Joe snorts. ‘Well, at least it saves me from kissing him better.’

‘What is that supposed to mean?’

‘Work it out.’

‘I didn’t kiss him better. I listened to him, like the rest of you should have done. It was the decent thing to do.’

‘Why?’

‘Because he just lost his job!’

‘That wasn’t your fault.’

‘I know that. But nobody else appears to be bothered by it. We’ve just spent weeks working with him – I couldn’t pretend that hadn’t happened.’

‘And why should you feel responsible? You didn’t make the decision.’

‘No, but he thinks you did.’ That does it. I shouldn’t have said it, but I am far too angry to back away.

‘What?’

‘He thinks you’re in league with Russell. That you planned the whole thing.’

‘How can he…?’ Joe’s expression stills. ‘Is that what you think?’

‘You go off with Russell all the time. He seems to consult you on everything else, so why not this?’

‘Yes, he talks to me. Because I’ve known him the longest. But we don’t discuss who he’s going to fire. And if you think that about me, then I don’t see how we can move forward.’

‘I don’t know what to think.’

We stare each other down. I can feel my anger ebbing and the approach of tears but I’m not letting Joe off the hook.

‘Russell made the wrong decision, Joe.’

‘Maybe he did. But that’s his business. And if Josh wants to survive this gig, he’s got to accept this stuff happens. No amount of sympathy is going to change that.’

‘I did the right thing talking to Josh.’

‘Fine.’ He folds his arms. ‘So, did it make you feel any better?’

I can’t lie, even though every cell in my body wants me to. ‘No.’

‘Bloody hell, Otty.’ He rubs the back of his neck. ‘Do you need a drink?’

I shake my head.

‘Do you want to talk about it?’

I don’t, but then the words won’t stop. ‘It was horrible, Joe. Gut-wrenchingly horrible. How can Russell do that to someone and feel no remorse?’

‘It’s the business…’

‘No, it isn’t. And if it is, maybe I don’t want to be a part of it.’

I see his eye-roll and wonder if he’s ever gone through this. Has he always been so detached from his work? ‘Otts, you can’t save everyone.
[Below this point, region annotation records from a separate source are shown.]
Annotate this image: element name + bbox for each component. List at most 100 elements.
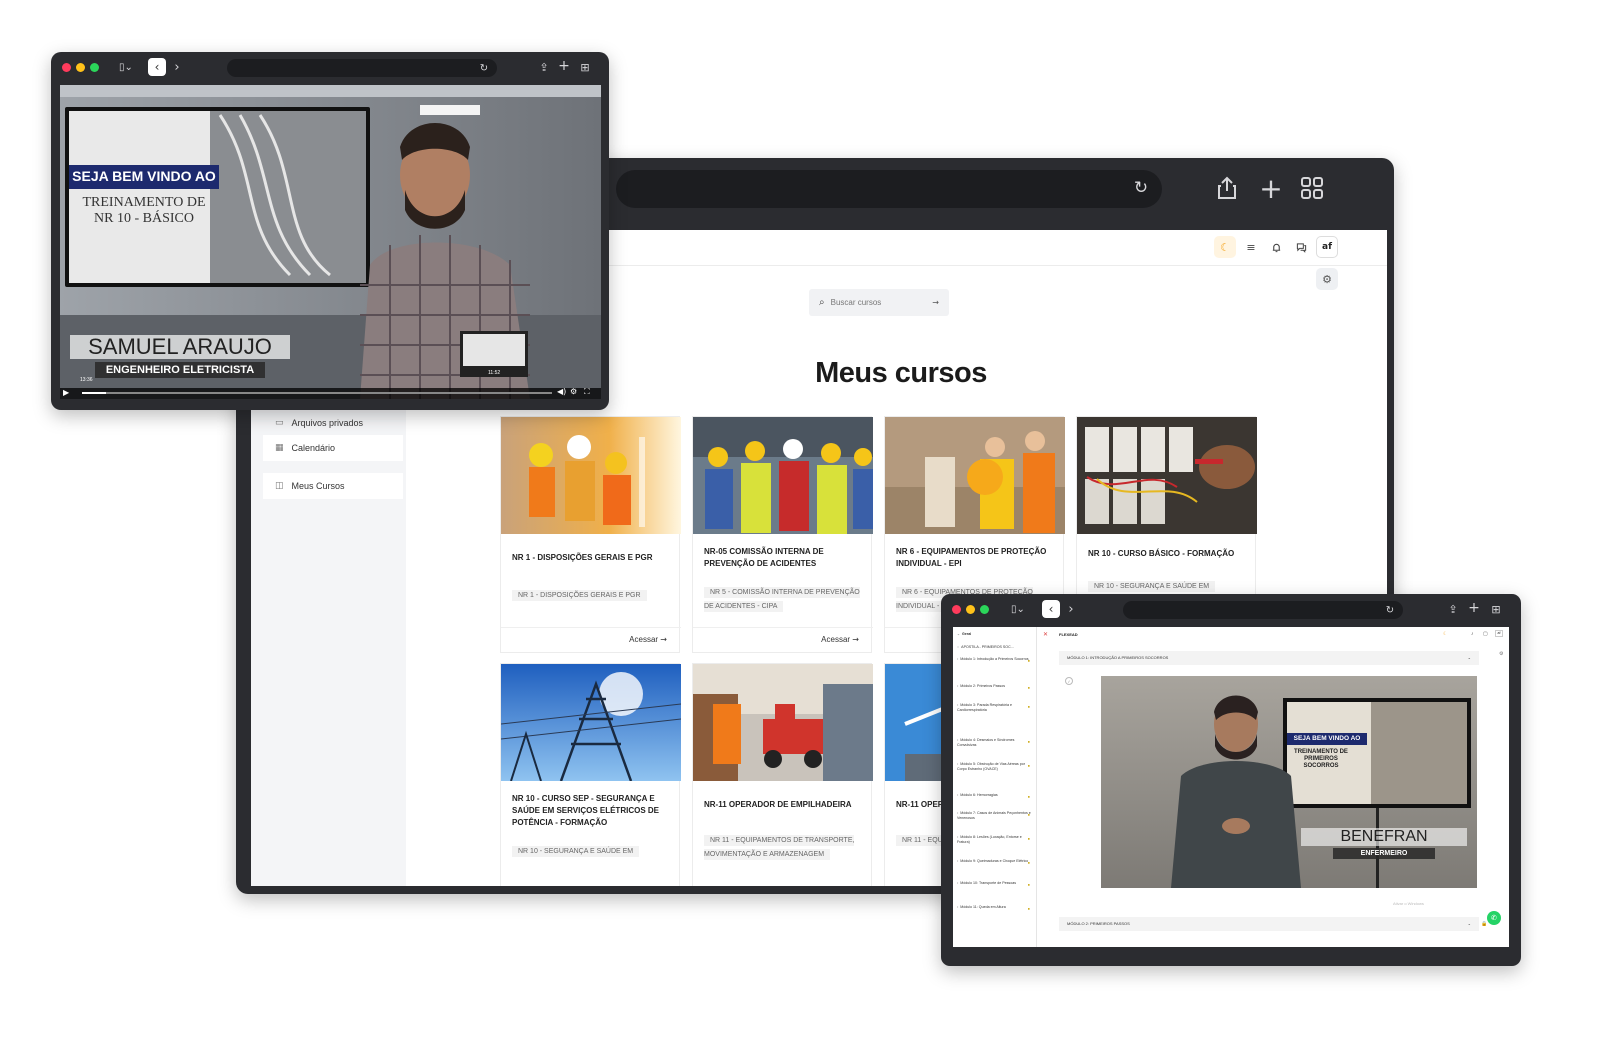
zoom-window-button[interactable] [980, 605, 989, 614]
course-index-item[interactable]: • Módulo 2: Primeiros Passos ● [957, 684, 1033, 690]
module-accordion-header[interactable]: MÓDULO 1: INTRODUÇÃO A PRIMEIROS SOCORRO… [1059, 651, 1479, 665]
sidebar-item-my-courses[interactable]: ◫ Meus Cursos [263, 473, 403, 499]
thumbnail-time: 11:52 [488, 370, 501, 376]
course-image [885, 417, 1065, 534]
forward-button[interactable]: › [169, 58, 185, 76]
close-window-button[interactable] [952, 605, 961, 614]
sidebar-item-private-files[interactable]: ▭ Arquivos privados [263, 410, 403, 436]
course-card[interactable]: NR-11 OPERADOR DE EMPILHADEIRA NR 11 - E… [692, 663, 873, 886]
back-button[interactable]: ‹ [1042, 600, 1060, 618]
settings-gear-icon[interactable]: ⚙ [1316, 268, 1338, 290]
lock-icon: ● [1027, 860, 1030, 865]
close-sidebar-icon[interactable]: ✕ [1043, 631, 1048, 638]
course-index-item[interactable]: • Módulo 1: Introdução a Primeiros Socorr… [957, 657, 1033, 663]
new-tab-icon[interactable]: + [557, 58, 571, 74]
new-tab-icon[interactable]: + [1258, 172, 1284, 205]
course-card[interactable]: NR 10 - CURSO SEP - SEGURANÇA E SAÚDE EM… [500, 663, 681, 886]
tab-overview-icon[interactable]: ⊞ [1489, 601, 1503, 617]
course-title: NR 10 - CURSO SEP - SEGURANÇA E SAÚDE EM… [512, 794, 659, 827]
share-icon[interactable]: ⇪ [537, 59, 551, 75]
lock-icon: ● [1027, 836, 1030, 841]
reload-icon[interactable]: ↻ [1132, 178, 1150, 198]
lock-icon: ● [1027, 658, 1030, 663]
volume-icon[interactable]: ◀) [557, 387, 566, 396]
new-tab-icon[interactable]: + [1467, 600, 1481, 616]
folder-icon: ▭ [275, 418, 284, 428]
search-submit-icon[interactable]: → [932, 298, 939, 307]
lesson-browser-window: ▯⌄ ‹ › ↻ ⇪ + ⊞ ⌄ Geral ○ APOSTILA - PRIMEI… [941, 594, 1521, 966]
lock-icon: ● [1027, 685, 1030, 690]
course-index-item[interactable]: • Módulo 11: Queda em Altura ● [957, 905, 1033, 911]
zoom-window-button[interactable] [90, 63, 99, 72]
filter-icon[interactable]: ≡ [1240, 236, 1262, 258]
course-index-item[interactable]: • Módulo 4: Desmaios e Síndromes Convulsi… [957, 738, 1033, 748]
minimize-window-button[interactable] [966, 605, 975, 614]
chevron-down-icon: ⌄ [1467, 921, 1471, 926]
course-image [501, 664, 681, 781]
course-image [693, 417, 873, 534]
windows-activation-watermark: Ativar o Windows [1393, 901, 1424, 906]
address-bar[interactable]: ↻ [616, 170, 1162, 208]
completion-check-icon[interactable]: ✓ [1065, 677, 1073, 685]
chat-icon[interactable] [1290, 236, 1312, 258]
address-bar[interactable]: ↻ [1123, 601, 1403, 619]
reload-icon[interactable]: ↻ [477, 61, 491, 75]
calendar-icon: ▦ [275, 443, 284, 453]
access-course-link[interactable]: Acessar → [629, 635, 667, 644]
course-search-input[interactable]: ⌕ Buscar cursos → [809, 289, 949, 316]
course-index-item[interactable]: ○ APOSTILA - PRIMEIROS SOC... [957, 645, 1033, 650]
brand-logo: FLEXEAD [1059, 632, 1078, 637]
back-button[interactable]: ‹ [148, 58, 166, 76]
avatar[interactable]: af [1316, 236, 1338, 258]
avatar[interactable]: af [1495, 630, 1503, 637]
tab-overview-icon[interactable]: ⊞ [578, 59, 592, 75]
fullscreen-icon[interactable]: ⛶ [584, 387, 590, 397]
reload-icon[interactable]: ↻ [1383, 603, 1397, 617]
course-card[interactable]: NR 1 - DISPOSIÇÕES GERAIS E PGR NR 1 - D… [500, 416, 681, 653]
access-course-link[interactable]: Acessar → [821, 635, 859, 644]
share-icon[interactable]: ⇪ [1446, 601, 1460, 617]
share-icon[interactable] [1214, 174, 1240, 202]
video-browser-window: ▯⌄ ‹ › ↻ ⇪ + ⊞ SEJA BEM VINDO AO TREINAM… [51, 52, 609, 410]
lesson-video[interactable]: SEJA BEM VINDO AO TREINAMENTO DE PRIMEIR… [1101, 676, 1477, 888]
chevron-down-icon: ⌄ [1467, 655, 1471, 660]
card-divider [501, 627, 681, 628]
course-index-item[interactable]: • Módulo 6: Hemorragias ● [957, 793, 1033, 799]
chat-icon[interactable]: ▢ [1483, 631, 1488, 637]
bell-icon[interactable] [1265, 236, 1287, 258]
course-title: NR-11 OPERADOR DE EMPILHADEIRA [704, 800, 852, 809]
theme-toggle-icon[interactable]: ☾ [1443, 631, 1447, 637]
course-index-item[interactable]: • Módulo 8: Lesões (Luxação, Entorse e Fr… [957, 835, 1033, 845]
sidebar-toggle-icon[interactable]: ▯⌄ [113, 60, 139, 74]
course-index-item[interactable]: • Módulo 3: Parada Respiratória e Cardior… [957, 703, 1033, 713]
lock-icon: ● [1027, 739, 1030, 744]
course-index-item[interactable]: • Módulo 10: Transporte de Pessoas ● [957, 881, 1033, 887]
address-bar[interactable]: ↻ [227, 59, 497, 77]
course-image [693, 664, 873, 781]
play-icon[interactable]: ▶ [63, 388, 69, 397]
sidebar-toggle-icon[interactable]: ▯⌄ [1005, 602, 1031, 616]
screen-banner-title: SEJA BEM VINDO AO [72, 168, 216, 184]
sidebar-item-calendar[interactable]: ▦ Calendário [263, 435, 403, 461]
lock-icon: ● [1027, 882, 1030, 887]
minimize-window-button[interactable] [76, 63, 85, 72]
video-player[interactable]: SEJA BEM VINDO AO TREINAMENTO DE NR 10 -… [60, 85, 601, 399]
module-accordion-header[interactable]: MÓDULO 2: PRIMEIROS PASSOS ⌄ [1059, 917, 1479, 931]
whatsapp-icon[interactable]: ✆ [1487, 911, 1501, 925]
course-card[interactable]: NR-05 COMISSÃO INTERNA DE PREVENÇÃO DE A… [692, 416, 873, 653]
course-category-tag: NR 1 - DISPOSIÇÕES GERAIS E PGR [512, 589, 672, 603]
settings-gear-icon[interactable]: ⚙ [570, 387, 577, 396]
close-window-button[interactable] [62, 63, 71, 72]
tab-overview-icon[interactable] [1300, 176, 1324, 200]
course-title: NR 6 - EQUIPAMENTOS DE PROTEÇÃO INDIVIDU… [896, 547, 1047, 568]
course-index-item[interactable]: • Módulo 7: Casos de Animais Peçonhentos … [957, 811, 1033, 821]
lock-icon: ● [1027, 763, 1030, 768]
sidebar-item-label: Arquivos privados [291, 418, 364, 428]
course-index-header[interactable]: ⌄ Geral [957, 632, 1033, 637]
bell-icon[interactable]: ♪ [1471, 631, 1474, 637]
theme-toggle-icon[interactable]: ☾ [1214, 236, 1236, 258]
forward-button[interactable]: › [1063, 600, 1079, 618]
settings-gear-icon[interactable]: ⚙ [1499, 651, 1503, 657]
course-index-item[interactable]: • Módulo 9: Queimaduras e Choque Elétrico… [957, 859, 1033, 865]
course-index-item[interactable]: • Módulo 5: Obstrução de Vias Aéreas por … [957, 762, 1033, 772]
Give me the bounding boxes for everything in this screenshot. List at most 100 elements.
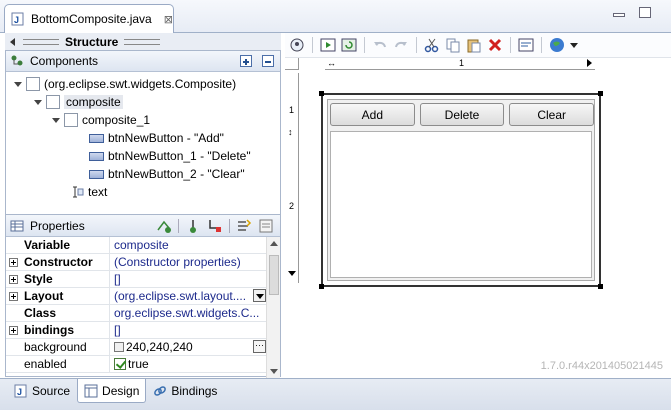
- toolbar-separator: [416, 37, 417, 53]
- tree-node-btn-add[interactable]: btnNewButton - "Add": [89, 129, 224, 147]
- property-row-class[interactable]: Class org.eclipse.swt.widgets.C...: [6, 305, 268, 322]
- copy-icon[interactable]: [445, 37, 461, 53]
- toolbar-separator: [312, 37, 313, 53]
- property-name: Variable: [6, 237, 110, 253]
- nls-externalize-icon[interactable]: [518, 37, 534, 53]
- undo-icon[interactable]: [372, 37, 388, 53]
- scroll-up-icon[interactable]: [270, 241, 278, 246]
- property-value-wrap[interactable]: 240,240,240 ···: [110, 339, 268, 355]
- vertical-ruler: 1 ↕ 2: [285, 73, 299, 283]
- editor-tab-bottomcomposite[interactable]: J BottomComposite.java ⊠: [4, 4, 174, 33]
- preview-icon[interactable]: [320, 37, 336, 53]
- properties-header: Properties: [6, 215, 280, 237]
- toolbar-separator: [541, 37, 542, 53]
- tree-node-root[interactable]: (org.eclipse.swt.widgets.Composite): [14, 75, 236, 93]
- property-value[interactable]: composite: [110, 237, 268, 253]
- expand-triangle-icon[interactable]: [14, 81, 22, 87]
- properties-scrollbar[interactable]: [266, 237, 280, 378]
- show-advanced-icon[interactable]: [236, 218, 252, 234]
- property-row-enabled[interactable]: enabled true: [6, 356, 268, 373]
- dropdown-arrow-icon[interactable]: [253, 289, 266, 302]
- expand-triangle-icon[interactable]: [52, 117, 60, 123]
- tab-bindings[interactable]: Bindings: [146, 379, 224, 403]
- ruler-tick-label: 2: [289, 201, 295, 211]
- resize-handle[interactable]: [319, 91, 324, 96]
- test-gui-icon[interactable]: [289, 37, 305, 53]
- resize-width-icon[interactable]: ↔: [327, 58, 336, 68]
- resize-handle[interactable]: [598, 91, 603, 96]
- checkbox-checked-icon[interactable]: [114, 358, 126, 370]
- toolbar-separator: [510, 37, 511, 53]
- property-value[interactable]: (Constructor properties): [110, 254, 268, 270]
- ruler-end-marker-icon[interactable]: [288, 271, 296, 276]
- composite-body[interactable]: Add Delete Clear: [327, 99, 595, 281]
- show-events-icon[interactable]: [156, 218, 172, 234]
- property-value-wrap[interactable]: (org.eclipse.swt.layout....: [110, 288, 268, 304]
- delete-icon[interactable]: [487, 37, 503, 53]
- components-icon: [11, 55, 23, 66]
- collapse-all-button[interactable]: [262, 55, 274, 67]
- preview-add-button[interactable]: Add: [330, 103, 415, 126]
- paste-icon[interactable]: [466, 37, 482, 53]
- chevron-down-icon[interactable]: [570, 42, 578, 48]
- property-row-bindings[interactable]: bindings []: [6, 322, 268, 339]
- expand-icon[interactable]: [9, 326, 18, 335]
- tree-node-composite-1[interactable]: composite_1: [52, 111, 150, 129]
- expand-icon[interactable]: [9, 258, 18, 267]
- property-value[interactable]: []: [110, 271, 268, 287]
- convert-local-field-icon[interactable]: [207, 218, 223, 234]
- tree-node-btn-clear[interactable]: btnNewButton_2 - "Clear": [89, 165, 245, 183]
- property-name-wrap: Style: [6, 271, 110, 287]
- collapse-left-icon[interactable]: [10, 37, 15, 46]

It’s not your responsibility. Don’t let this distract you from the brilliant job you’re doing.’

‘It doesn’t sit right with me.’

‘I know. But what matters is what you make of it. Words are all we ever have any power over. Everything else is bollocks.’ He catches the smile that sneaks onto my lips before I can stop it. ‘I have beer in the fridge. We can find a really bad TV movie to slag off?’

It’s a lame offer and the weakest excuse for a white flag, but the blandness appeals.

I’m still not okay about this. I won’t ever think Joe’s approach was right. It’s an uneasy truce, but we need to move on. Because tomorrow, we become writing partners – and we have to make it work.